Producten die bestemd zijn rokers te helpen met roken op te houden, zoals tabletten, kauwgom en dergelijke, geven gedurende de dag niet geleidelijk en voortdurend nicotine af en kunnen niet worden beschouwd profylactische en therapeutische eigenschappen te hebben. Daarom moet in de aanvullende aantekening worden vermeld dat onder post 2106 of 3824 ingedeelde producten zoals tabletten, kauwgom en dergelijke, die bedoeld zijn rokers te helpen op te houden met roken, niet onder hoofdstuk 30 „Farmaceutische producten” vallen, met uitzondering van nicotinepleisters.

(5)

Nicotinepleisters hebben profylactische en therapeutische eigenschappen omdat zij rechtstreeks op de huid worden aangebracht en gedurende de dag geleidelijk en voortdurend nicotine afscheiden.
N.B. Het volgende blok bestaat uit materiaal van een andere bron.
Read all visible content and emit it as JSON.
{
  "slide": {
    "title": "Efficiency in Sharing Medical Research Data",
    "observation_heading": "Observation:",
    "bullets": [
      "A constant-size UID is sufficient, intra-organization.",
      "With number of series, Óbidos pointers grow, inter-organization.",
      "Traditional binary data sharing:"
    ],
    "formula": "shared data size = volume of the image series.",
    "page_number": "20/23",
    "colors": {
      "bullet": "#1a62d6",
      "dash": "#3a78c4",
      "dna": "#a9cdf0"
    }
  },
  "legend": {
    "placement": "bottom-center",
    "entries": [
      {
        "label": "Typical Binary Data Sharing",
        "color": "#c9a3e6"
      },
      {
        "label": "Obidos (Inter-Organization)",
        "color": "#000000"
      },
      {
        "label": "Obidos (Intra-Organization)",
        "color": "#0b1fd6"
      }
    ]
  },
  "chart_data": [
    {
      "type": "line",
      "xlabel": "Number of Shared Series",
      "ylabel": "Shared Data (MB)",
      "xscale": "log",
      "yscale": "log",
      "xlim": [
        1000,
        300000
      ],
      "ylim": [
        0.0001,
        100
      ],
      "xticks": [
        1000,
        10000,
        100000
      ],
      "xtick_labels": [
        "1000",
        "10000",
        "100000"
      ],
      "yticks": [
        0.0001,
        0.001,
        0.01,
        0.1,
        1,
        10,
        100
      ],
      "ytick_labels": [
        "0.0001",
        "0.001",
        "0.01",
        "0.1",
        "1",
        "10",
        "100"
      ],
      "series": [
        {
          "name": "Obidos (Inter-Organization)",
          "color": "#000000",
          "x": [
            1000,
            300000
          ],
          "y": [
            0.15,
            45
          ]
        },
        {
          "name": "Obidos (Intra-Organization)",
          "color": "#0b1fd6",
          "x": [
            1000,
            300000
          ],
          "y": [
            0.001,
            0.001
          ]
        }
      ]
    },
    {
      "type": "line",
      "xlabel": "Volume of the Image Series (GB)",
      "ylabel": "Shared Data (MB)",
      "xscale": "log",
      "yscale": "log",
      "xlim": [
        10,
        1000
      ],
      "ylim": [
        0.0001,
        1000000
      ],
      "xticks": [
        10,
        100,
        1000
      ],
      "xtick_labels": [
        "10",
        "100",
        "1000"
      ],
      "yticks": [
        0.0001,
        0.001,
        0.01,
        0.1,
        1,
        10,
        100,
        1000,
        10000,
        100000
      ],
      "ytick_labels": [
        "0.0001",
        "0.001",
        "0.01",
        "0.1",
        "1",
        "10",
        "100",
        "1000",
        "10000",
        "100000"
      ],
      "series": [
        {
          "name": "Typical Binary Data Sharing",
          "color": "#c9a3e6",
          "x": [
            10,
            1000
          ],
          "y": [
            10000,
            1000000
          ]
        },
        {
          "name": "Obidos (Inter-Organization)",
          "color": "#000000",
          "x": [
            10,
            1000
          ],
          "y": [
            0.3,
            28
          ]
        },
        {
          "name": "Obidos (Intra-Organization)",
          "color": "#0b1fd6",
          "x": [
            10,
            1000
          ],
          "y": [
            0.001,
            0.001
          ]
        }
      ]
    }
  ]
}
Op grond van hun profylactische en therapeutische eigenschappen worden nicotinepleisters onder hoofdstuk 30 ingedeeld en moeten zij van de aanvullende aantekening worden uitgesloten.

(6)

Verordening (EEG) nr. 2658/87 moet daarom dienovereenkomstig worden gewijzigd.

(7)

Het Comité Douanewetboek heeft geen advies uitgebracht binnen de door de voorzitter vastgestelde termijn,

HEEFT DE VOLGENDE VERORDENING VASTGESTELD:

Artikel 1

Aan het tweede deel, afdeling VI, hoofdstuk 30 van bijlage I bij Verordening (EEG) nr. 2658/87, wordt de volgende aanvullende aantekening 2 toegevoegd:

„2.

Onder dit hoofdstuk vallen geen producten zoals tabletten, kauwgom en dergelijke die bedoeld zijn rokers te helpen op te houden met roken. Deze producten vallen onder post 2106 of 3824, met uitzondering van nicotinepleisters.”.

Artikel 2

Deze verordening treedt in werking op de twintigste dag volgende op die van haar bekendmaking in het Publicatieblad van de Europese Unie.

Deze verordening is verbindend in al haar onderdelen en is rechtstreeks toepasselijk in elke lidstaat.

Gedaan te Brussel, 11 maart 2010.

Voor de Commissie, namens de voorzitter,

Algirdas ŠEMETA

Lid van de Commissie


(1)  PB L 256 van 7.9.1987, blz. 1.

(2)  PB L 311 van 17.11.1988, blz. 25.

(3)  Beschikking van 19 januari 2005 in zaak C-206/03: Commissioners of Customs & Excise tegen SmithKline Beecham, Jurispr. [2005] I-415.